Here we find a sure hope that can’t exist without the promise of God. Believers know for certain that God causes all things to work together for our good. But what does this mean exactly?
There are those who take this verse and say that since God “causes all things” that He must be responsible for Nazism; He must have played the dirty trick of giving someone cancer or AIDS or Ebola.
But it’s an important distinction to make between saying that “God causes all things” and that “God causes all things to work together for good.”
God permits evil, but He’s not the cause of it—“God is light, and in Him there is no darkness at all” (I John 1:5). He permits evil, but He also promises He’ll cause it to be used for our good.
Consider the story of Job—Satan was the cause of the evil, and God (in total sovereignty) allowed it. But Job’s suffering wasn’t without benefit. God caused the evil committed against him to be used for good.
Taken alone, this can be a hard verse to understand. Does it mean that every bad thing that happens to us will result in something good? In the past I preached about a lady who broke her arm, and when she got it x-rayed, cancer was discovered and treated. Breaking her arm was bad, but look at the good which came from it. It’s a nice story, but (1) it doesn’t always work out so nicely, and (2) it doesn’t fit the context of the entire passage.
What does the rest of the verse say? It’s very important to note that the promise is only made “to those who love God, to those who are called according to His purpose.” Why? The answer is given in verse 29.
29For those whom He foreknew, He also predestined to become conformed to the image of His Son, so that He would be the firstborn among many brethren;
All things (good or bad) are caused by God to work together to conform us to the image of Christ!
He chose us in Him before the foundation of the world, that we would be holy and blameless before Him (Eph. 1:4).
One of the greatest truths in suffering is that God chose us in Christ before the foundation of the world; we will be conformed to the image of Christ for that is God’s will, and all things work together toward that end.

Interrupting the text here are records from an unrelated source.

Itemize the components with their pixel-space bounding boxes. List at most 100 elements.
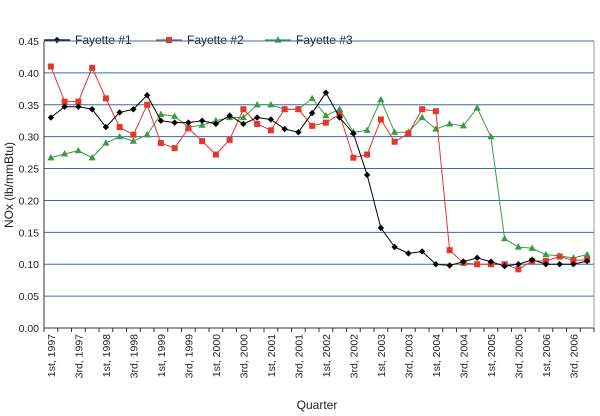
- data-point: [583, 250, 591, 258]
- data-point: [47, 153, 55, 161]
- data-point: [528, 256, 536, 263]
- data-point: [446, 262, 453, 269]
- data-point: [515, 261, 522, 268]
- data-point: [198, 121, 206, 128]
- data-point: [501, 262, 508, 270]
- data-point: [47, 114, 55, 121]
- y-tick-label: 0.35: [19, 100, 40, 112]
- legend-entry-3: Fayette #3: [265, 33, 353, 47]
- data-point: [322, 89, 330, 96]
- y-tick-label: 0.15: [19, 227, 40, 239]
- data-point: [514, 243, 522, 250]
- data-point: [130, 131, 137, 138]
- y-tick-label: 0.00: [19, 323, 40, 335]
- legend: Fayette #1 Fayette #2 Fayette #3: [44, 33, 353, 47]
- data-point: [102, 139, 110, 146]
- data-point: [295, 129, 302, 136]
- data-point: [391, 243, 398, 251]
- data-point: [350, 130, 357, 137]
- x-tick-label: 1st, 2005: [486, 334, 498, 377]
- data-point: [267, 100, 275, 108]
- data-point: [405, 130, 412, 137]
- data-point: [129, 137, 137, 144]
- plot-frame: [43, 41, 595, 329]
- data-point: [474, 261, 481, 268]
- y-axis: 0.00 0.05 0.10 0.15 0.20 0.25 0.30 0.35 0.40 0.45: [19, 36, 40, 335]
- data-point: [143, 130, 151, 138]
- data-point: [418, 248, 426, 255]
- x-tick-label: 3rd, 2005: [513, 334, 525, 379]
- data-point: [75, 98, 82, 105]
- data-point: [157, 140, 164, 147]
- data-point: [363, 171, 371, 179]
- data-point: [157, 117, 165, 124]
- legend-label: Fayette #3: [296, 33, 353, 47]
- data-point: [253, 100, 261, 108]
- y-tick-label: 0.05: [19, 291, 40, 303]
- data-point: [446, 247, 453, 254]
- data-point: [267, 116, 275, 123]
- data-point: [88, 106, 96, 113]
- data-point: [460, 258, 467, 265]
- data-point: [336, 105, 344, 112]
- data-point: [61, 98, 68, 105]
- data-point: [212, 120, 220, 128]
- data-point: [350, 154, 357, 161]
- data-point: [74, 146, 82, 154]
- y-tick-label: 0.40: [19, 68, 40, 80]
- legend-entry-1: Fayette #1: [44, 33, 132, 47]
- data-point: [377, 116, 384, 123]
- series-1: [47, 89, 591, 270]
- data-point: [240, 120, 247, 128]
- data-point: [432, 261, 440, 268]
- data-point: [226, 112, 233, 119]
- data-point: [212, 151, 219, 158]
- x-tick-label: 3rd, 2000: [238, 334, 250, 379]
- gridlines: [44, 40, 594, 329]
- data-point: [473, 254, 481, 262]
- data-point: [542, 261, 550, 268]
- data-point: [322, 119, 329, 126]
- data-point: [570, 261, 577, 268]
- data-point: [515, 266, 522, 273]
- data-point: [405, 250, 412, 257]
- data-point: [418, 113, 426, 121]
- data-point: [254, 120, 261, 127]
- data-point: [542, 250, 550, 258]
- data-point: [199, 138, 206, 145]
- x-tick-label: 3rd, 2003: [403, 334, 415, 379]
- data-point: [281, 125, 288, 133]
- data-point: [75, 103, 82, 110]
- data-point: [473, 104, 481, 111]
- x-tick-label: 1st, 2004: [431, 334, 443, 377]
- x-tick-label: 3rd, 2006: [568, 334, 580, 379]
- x-tick-label: 1st, 1999: [156, 334, 168, 377]
- data-point: [363, 126, 371, 133]
- x-tick-label: 3rd, 1999: [183, 334, 195, 379]
- data-point: [419, 106, 426, 113]
- series-3: [47, 94, 591, 261]
- x-tick-label: 1st, 1997: [46, 334, 58, 377]
- data-point: [570, 257, 577, 264]
- data-point: [501, 234, 509, 242]
- legend-entry-2: Fayette #2: [156, 33, 244, 47]
- x-tick-label: 3rd, 2004: [458, 334, 470, 379]
- data-point: [267, 127, 274, 134]
- data-point: [391, 128, 399, 135]
- x-tick-label: 1st, 2006: [541, 334, 553, 377]
- x-tick-label: 3rd, 1998: [128, 334, 140, 379]
- data-point: [157, 110, 165, 117]
- data-point: [171, 112, 179, 119]
- data-point: [171, 145, 178, 152]
- data-point: [226, 136, 233, 143]
- data-point: [212, 116, 220, 124]
- data-point: [364, 151, 371, 158]
- data-point: [61, 103, 68, 110]
- data-point: [295, 106, 302, 113]
- data-point: [61, 150, 69, 157]
- x-tick-label: 1st, 2000: [211, 334, 223, 377]
- data-point: [47, 63, 54, 70]
- x-tick-label: 3rd, 2001: [293, 334, 305, 379]
- data-point: [116, 109, 123, 116]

It says, “those whom He foreknew, He also predestined.”
Some claim that God’s foreknowledge means that He predestined us based on a decision we would make later on down the line. God looked through eternity and used His knowledge of future facts to pick those who would be His based on their decision to be His. In reality though, this would mean that God chose us only because we first chose Him.
But this goes against Scripture: Ephesians 1:4 told us that He chose us—not the other way around.
It does not depend on the man who wills or the man who runs, but on God who has mercy (Romans 9:16).
For just as the Father raises the dead and gives them life, even so the Son also gives life to whom He wishes (John 5:21).
But as many as received Him, to them He gave the right to become children of God, even to those who believe in His name, 13who were born, not of blood nor of the will of the flesh nor of the will of man, but of God (John 1:12-13).